I agree with your assessment, to a point. Karasik's afterword was definitely the highlight of the book -- I like how it almost feels like a continuation of the story that precedes it, by virtue of the final panel being reprised on the author's computer screen.

I think the rest of the book is fascinating. It's bizarre to think that these stories were once considered (relatively) mainstream entertainment for children. The stories feature the sort of "ugly" cartooning and surreal juxtapositions that I associate with, say, Crumb's work, rather than with Golden Age comics.
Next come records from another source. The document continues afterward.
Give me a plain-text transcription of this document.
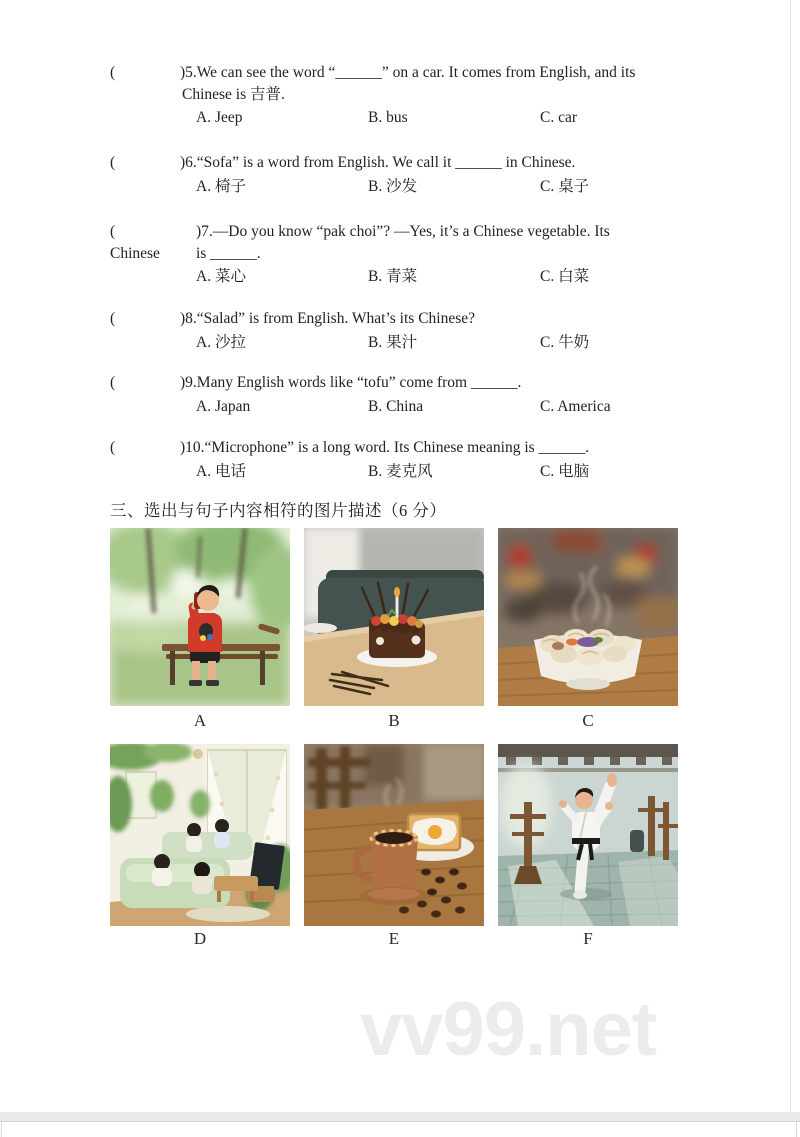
(	)5.We can see the word “______” on a car. It comes from English, and its
Chinese is 吉普.
A. Jeep	B. bus	C. car
(	)6.“Sofa” is a word from English. We call it ______ in Chinese.
A. 椅子	B. 沙发	C. 桌子
(	)7.—Do you know “pak choi”? —Yes, it’s a Chinese vegetable. Its
Chinese is ______.
A. 菜心	B. 青菜	C. 白菜
(	)8.“Salad” is from English. What’s its Chinese?
A. 沙拉	B. 果汁	C. 牛奶
(	)9.Many English words like “tofu” come from ______.
A. Japan	B. China	C. America
(	)10.“Microphone” is a long word. Its Chinese meaning is ______.
A. 电话	B. 麦克风	C. 电脑
三、选出与句子内容相符的图片描述（6 分）
A	B	C
D	E	F
vv99.net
I enjoyed this aspect, but found that I could only read a single story at a time, meaning that the length of time it took me considerably longer for me to read than a lot of other graphic novels.

J. L. Bell said...

I got my first look at Fletcher Hanks's work in Art Out of Time, and then found more on the web. So this collection didn't have the power of a new discovery for me.

Which is not to say that Hanks's work isn't powerful in its way. "Puzzlingly effective," as Jules Feiffer has said. Like you, I found that a little at a time goes a long way.

My analysis of Hanks's work is that during the first superhero comics boom, publishers were putting anything on paper, and hadn't yet developed standards of what was appropriate and/or good quality. That economic situation can produce some wonderful creativity (e.g., Jack Cole) and some simply weird stuff.

Anonymous said...

I too loved the afterword, but I had to read it several times because it was so disorienting at first. OK, Karasik finds Fletcher Hanks, and he is kind, unassuming, a war hero, helpful, just what you'd hope for in a superman -- but his birth date is wrong, it's too recent by about a generation. Then Karasik finds out that the Hanks he has met is the son, and that the father, the artist, was just an awful, evil man, for whom his son has no attachment and no respect. (Nor did I, when I read what the son had to say.)

So the dad, who could conceive of the superhero, was a horrible useless man, and the son, who wasn't interested in comic superheros at all, was someone altogether admirable. To me, the afterword was an astonishing story about the ability of the human spirit to seek the light.